At the same time, the Director of SBI does not substantiate the proposal to abolish the maximum number of SBI employees, and the use of “Maidan cases” in this aspect is an arbitrary argument.

2. Respective authorities counter-point/argument

The State Bureau of Investigation has released a statement of the Director that if the proposed amendments to the law are not approved, the investigation of “Maidan cases” will be suspended.

3. CPLR assessment of the authorities counter-point

The SBI’s proposal to introduce a simplified procedure for the appointment of former Prosecutor General’s Office investigators investigating “Maidan cases” to the SBI cannot be welcomed.
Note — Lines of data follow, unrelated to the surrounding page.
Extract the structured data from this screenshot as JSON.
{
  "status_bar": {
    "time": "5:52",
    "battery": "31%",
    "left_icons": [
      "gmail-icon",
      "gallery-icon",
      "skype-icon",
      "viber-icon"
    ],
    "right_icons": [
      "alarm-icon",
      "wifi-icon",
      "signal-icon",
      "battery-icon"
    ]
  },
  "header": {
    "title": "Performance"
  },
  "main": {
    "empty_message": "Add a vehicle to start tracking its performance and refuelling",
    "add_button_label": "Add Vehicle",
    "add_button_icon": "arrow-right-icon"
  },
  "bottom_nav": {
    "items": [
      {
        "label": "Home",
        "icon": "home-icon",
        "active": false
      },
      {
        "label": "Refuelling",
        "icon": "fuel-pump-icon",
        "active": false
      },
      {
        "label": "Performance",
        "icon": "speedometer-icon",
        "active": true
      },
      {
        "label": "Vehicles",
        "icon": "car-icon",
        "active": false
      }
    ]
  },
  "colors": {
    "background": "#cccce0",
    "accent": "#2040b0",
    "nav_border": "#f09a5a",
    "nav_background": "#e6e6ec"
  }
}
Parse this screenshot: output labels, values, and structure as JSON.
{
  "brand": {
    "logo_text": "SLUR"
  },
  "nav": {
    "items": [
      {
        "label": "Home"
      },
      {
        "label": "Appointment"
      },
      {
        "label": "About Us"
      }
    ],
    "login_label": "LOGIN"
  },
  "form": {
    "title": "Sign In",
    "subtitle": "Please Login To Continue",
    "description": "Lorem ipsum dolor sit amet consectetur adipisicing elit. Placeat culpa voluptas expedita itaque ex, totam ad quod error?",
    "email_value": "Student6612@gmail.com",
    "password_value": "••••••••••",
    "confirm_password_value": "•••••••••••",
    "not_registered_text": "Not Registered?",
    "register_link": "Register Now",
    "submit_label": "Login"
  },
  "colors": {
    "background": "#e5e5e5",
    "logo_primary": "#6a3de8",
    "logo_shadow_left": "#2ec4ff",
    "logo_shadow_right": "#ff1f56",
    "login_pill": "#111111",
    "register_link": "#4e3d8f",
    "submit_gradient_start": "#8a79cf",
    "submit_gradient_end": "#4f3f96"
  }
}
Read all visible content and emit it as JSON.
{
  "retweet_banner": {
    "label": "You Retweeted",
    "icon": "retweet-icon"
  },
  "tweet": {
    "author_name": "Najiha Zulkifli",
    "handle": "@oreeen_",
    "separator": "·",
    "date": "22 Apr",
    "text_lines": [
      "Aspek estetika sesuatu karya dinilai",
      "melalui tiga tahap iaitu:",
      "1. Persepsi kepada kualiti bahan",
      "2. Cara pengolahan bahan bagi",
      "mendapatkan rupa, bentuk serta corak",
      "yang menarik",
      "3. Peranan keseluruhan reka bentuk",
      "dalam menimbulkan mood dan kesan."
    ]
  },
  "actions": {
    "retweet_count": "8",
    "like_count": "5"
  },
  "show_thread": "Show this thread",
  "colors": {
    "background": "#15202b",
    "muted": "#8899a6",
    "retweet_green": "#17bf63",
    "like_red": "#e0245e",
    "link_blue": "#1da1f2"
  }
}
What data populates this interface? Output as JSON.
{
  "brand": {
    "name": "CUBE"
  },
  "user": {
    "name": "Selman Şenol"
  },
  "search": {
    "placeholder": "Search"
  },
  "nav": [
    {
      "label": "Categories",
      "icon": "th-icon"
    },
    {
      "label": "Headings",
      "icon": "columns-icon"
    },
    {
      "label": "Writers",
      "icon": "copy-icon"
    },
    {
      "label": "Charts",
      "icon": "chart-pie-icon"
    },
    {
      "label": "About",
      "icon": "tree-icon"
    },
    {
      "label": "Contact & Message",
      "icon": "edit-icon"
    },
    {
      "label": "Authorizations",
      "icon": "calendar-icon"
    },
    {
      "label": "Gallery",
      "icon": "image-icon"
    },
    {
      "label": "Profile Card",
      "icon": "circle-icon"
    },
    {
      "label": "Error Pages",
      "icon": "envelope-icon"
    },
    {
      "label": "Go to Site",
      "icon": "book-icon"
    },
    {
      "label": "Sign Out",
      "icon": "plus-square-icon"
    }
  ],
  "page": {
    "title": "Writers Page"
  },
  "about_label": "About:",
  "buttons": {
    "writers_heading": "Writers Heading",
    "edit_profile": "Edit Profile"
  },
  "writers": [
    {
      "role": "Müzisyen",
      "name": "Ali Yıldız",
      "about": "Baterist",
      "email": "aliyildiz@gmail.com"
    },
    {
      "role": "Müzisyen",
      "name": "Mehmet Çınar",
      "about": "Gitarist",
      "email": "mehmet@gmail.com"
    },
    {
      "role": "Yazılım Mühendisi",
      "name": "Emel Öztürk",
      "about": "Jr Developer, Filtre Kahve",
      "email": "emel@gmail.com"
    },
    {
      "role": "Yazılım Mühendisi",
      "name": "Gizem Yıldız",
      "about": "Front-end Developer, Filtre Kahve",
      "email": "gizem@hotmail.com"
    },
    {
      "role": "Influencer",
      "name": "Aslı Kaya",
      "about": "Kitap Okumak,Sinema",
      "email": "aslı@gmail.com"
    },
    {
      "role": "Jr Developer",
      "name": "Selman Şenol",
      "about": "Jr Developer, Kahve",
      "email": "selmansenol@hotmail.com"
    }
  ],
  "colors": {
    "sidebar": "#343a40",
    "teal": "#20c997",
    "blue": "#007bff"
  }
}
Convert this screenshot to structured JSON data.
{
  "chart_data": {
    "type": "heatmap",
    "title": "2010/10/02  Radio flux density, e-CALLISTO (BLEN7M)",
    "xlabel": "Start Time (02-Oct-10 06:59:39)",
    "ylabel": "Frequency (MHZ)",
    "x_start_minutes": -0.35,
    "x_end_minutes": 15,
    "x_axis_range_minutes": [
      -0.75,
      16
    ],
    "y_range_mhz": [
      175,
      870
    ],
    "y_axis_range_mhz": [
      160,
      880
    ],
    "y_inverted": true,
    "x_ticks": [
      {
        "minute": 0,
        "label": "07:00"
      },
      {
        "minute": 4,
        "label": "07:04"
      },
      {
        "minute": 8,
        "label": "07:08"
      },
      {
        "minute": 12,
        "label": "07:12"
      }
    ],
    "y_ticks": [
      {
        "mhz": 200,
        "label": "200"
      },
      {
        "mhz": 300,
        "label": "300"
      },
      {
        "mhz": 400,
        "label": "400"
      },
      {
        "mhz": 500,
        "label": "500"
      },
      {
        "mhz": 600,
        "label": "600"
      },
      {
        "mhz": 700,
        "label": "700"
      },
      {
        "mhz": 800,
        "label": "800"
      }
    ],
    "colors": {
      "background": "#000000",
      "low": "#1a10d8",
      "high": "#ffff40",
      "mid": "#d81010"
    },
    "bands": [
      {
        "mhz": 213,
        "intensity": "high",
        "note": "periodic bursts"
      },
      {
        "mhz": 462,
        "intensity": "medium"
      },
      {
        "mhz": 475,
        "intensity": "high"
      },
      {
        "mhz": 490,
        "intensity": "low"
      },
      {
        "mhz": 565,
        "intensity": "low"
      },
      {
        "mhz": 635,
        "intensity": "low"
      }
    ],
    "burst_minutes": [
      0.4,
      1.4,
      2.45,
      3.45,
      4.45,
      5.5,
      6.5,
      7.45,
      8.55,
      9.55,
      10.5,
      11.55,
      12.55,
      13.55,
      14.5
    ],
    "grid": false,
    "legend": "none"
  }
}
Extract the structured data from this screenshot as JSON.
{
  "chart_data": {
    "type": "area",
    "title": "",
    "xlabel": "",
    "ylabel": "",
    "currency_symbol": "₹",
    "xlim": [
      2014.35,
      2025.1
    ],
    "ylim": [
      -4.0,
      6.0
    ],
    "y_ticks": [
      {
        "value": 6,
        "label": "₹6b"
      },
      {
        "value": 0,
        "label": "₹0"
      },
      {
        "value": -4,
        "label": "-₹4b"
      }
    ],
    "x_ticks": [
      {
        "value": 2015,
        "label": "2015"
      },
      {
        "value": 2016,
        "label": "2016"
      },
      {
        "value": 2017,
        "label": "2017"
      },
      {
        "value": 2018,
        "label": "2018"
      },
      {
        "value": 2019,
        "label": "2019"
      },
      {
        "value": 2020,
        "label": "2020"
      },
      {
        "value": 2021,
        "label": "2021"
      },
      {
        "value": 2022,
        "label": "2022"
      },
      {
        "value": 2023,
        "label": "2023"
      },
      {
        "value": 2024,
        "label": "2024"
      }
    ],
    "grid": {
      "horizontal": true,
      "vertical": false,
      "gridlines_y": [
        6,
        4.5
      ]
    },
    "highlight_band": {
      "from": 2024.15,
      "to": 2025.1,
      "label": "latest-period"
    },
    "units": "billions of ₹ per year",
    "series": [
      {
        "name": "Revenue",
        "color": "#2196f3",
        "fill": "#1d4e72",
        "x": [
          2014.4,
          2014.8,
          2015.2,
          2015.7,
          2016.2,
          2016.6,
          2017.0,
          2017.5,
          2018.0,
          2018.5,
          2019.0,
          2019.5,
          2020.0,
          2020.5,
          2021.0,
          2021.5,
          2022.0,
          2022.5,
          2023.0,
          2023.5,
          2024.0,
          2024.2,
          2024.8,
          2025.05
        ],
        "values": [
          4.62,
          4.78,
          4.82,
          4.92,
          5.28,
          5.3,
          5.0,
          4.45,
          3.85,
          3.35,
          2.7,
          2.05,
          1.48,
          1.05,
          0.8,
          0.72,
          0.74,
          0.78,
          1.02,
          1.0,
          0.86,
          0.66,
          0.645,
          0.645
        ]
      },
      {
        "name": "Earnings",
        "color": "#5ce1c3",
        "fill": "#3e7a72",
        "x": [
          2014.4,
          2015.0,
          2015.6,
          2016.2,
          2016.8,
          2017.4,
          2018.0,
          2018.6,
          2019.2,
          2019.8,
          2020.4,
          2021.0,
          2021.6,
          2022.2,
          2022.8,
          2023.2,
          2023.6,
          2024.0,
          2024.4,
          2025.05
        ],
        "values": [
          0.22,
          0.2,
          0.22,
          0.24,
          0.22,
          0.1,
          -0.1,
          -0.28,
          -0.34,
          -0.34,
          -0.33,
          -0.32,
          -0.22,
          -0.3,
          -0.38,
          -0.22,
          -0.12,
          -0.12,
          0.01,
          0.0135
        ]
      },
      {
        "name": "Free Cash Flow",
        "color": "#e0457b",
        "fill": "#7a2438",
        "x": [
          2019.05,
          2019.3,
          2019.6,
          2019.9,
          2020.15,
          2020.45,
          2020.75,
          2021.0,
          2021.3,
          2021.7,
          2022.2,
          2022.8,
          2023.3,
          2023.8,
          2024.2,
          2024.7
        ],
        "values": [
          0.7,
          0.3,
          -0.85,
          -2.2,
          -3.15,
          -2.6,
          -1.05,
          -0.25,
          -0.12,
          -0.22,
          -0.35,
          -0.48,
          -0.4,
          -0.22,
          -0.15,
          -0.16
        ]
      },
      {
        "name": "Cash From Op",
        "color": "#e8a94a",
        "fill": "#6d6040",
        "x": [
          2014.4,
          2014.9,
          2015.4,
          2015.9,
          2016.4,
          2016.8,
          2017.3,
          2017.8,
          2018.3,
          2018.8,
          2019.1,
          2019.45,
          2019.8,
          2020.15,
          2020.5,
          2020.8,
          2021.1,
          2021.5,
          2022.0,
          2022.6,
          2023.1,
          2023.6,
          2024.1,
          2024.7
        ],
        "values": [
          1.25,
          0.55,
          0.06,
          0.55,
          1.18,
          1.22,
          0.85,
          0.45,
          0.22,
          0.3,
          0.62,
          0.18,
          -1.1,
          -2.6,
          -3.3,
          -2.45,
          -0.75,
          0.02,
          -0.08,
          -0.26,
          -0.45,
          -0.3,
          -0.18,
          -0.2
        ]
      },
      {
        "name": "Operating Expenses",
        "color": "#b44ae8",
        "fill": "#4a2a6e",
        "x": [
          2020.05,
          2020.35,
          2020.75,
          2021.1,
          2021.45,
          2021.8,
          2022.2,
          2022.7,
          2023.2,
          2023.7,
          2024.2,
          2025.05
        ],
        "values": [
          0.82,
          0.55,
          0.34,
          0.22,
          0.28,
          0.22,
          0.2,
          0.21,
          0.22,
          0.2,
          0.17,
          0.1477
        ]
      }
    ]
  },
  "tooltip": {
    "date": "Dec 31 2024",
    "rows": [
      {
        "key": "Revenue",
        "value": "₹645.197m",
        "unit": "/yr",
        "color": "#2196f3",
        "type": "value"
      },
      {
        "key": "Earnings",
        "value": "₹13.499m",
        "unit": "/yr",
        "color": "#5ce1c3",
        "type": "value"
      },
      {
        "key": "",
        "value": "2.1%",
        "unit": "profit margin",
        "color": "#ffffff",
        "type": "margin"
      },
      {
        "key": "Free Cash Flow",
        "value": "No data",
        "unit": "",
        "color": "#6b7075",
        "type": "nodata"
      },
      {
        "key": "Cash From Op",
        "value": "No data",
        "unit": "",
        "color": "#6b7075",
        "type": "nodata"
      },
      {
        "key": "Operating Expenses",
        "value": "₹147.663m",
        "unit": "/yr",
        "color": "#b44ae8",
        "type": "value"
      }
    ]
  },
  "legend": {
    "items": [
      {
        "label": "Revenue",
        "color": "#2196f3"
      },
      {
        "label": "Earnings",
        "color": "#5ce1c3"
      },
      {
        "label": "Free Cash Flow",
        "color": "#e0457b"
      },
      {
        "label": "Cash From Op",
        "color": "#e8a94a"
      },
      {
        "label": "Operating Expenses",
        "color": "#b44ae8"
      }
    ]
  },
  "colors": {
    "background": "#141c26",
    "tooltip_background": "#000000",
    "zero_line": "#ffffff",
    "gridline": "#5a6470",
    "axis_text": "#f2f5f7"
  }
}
However, the cancellation of the maximum number of SBI’s employees is unjustified.

4. Related legislation/instructions which require the authorities act in a certain manner

Constitution of Ukraine, the Criminal Procedure Code, the Law of Ukraine “On the State Bureau of Investigation”.

5. CPLR expert suggestions on how to fix the problem using the legal instruments available in Ukraine

Parliament should introduce as soon as possible a simplified procedure for appointing former Prosecutor General’s Investigators investigating “Maidan cases” to the SBI, and increase the maximum number of the SBI staff if the SBI leadership provides adequate justification.


Summary of the Conclusion on the draft Law of Ukraine «On Amendments to the Economic Procedure Code of Ukraine, the Civil Procedure Code of Ukraine, the Code of Ukraine on Administrative Procedure to improve the review of court decisions in appeal and cassation procedures» (No. 2314)

In general, the draft law contains positive novels.

It is necessary to support:

  •  the intention to reduce the burden on the cassation instance;
  •  the imposition of an obligation on the court of appeal or cassation to refer the case to a competent court of first instance, if the case is to be heard under other rules of justice;
  •  establishing a rule to prevent abuse of the right of dismissal of a judge.

At the same time, we propose to finalize the draft law in the following areas:

  •  the rules of admissibility of cassation complaints in different types of judicial proceedings should be simplified and unified (in the draft law these rules are formulated too confusingly and casuistically);
  •  the practice of bringing judges of the courts of appeal to disciplinary responsibility as a ground for cassation appeal should be abandoned. It is advisable to determine the abuse of judges when deciding whether to rule on exceptional circumstances in the event of confirmation of such abuse not only by a court order but also by a decision of a disciplinary body;
  •  instead of narrowing the possibilities of the courts to take action to enforce a lawsuit, the preference should be given to disciplinary and even criminal justice measures to combat abuse by judges;
  •  in the case of competition between the rules of commercial litigation on exclusive jurisdiction in real estate disputes, the preference should be given to the rule of considering the case at the location of the real estate, and not of the defendant – the special subject.

Provisions of the draft will only apply to new cassation appeals filed after this law enters into force. This is a correct way, as the law should not be given a retroactive effect. However, the draft law will not allow in the near future to address the problem of overloading of the Supreme Court as a cassation instance (due to the large number of remaining cases), and therefore does not give an opportunity to substantiate the need for a significant reduction of its composition now.

Moreover, the draft law would exacerbate this problem. The following figures can illustrate the large scale of remaining cases: if the Supreme Court had stopped accepting new cassation appeals, the current Grand Chamber would need approximately two to three months to review the remainder of the cases, the Administrative Court of Cassation –  nine months, the Economic Court of Cassation – two months, the Criminal Court of Cassation – seven months, the Civil Court of Cassation – ten months.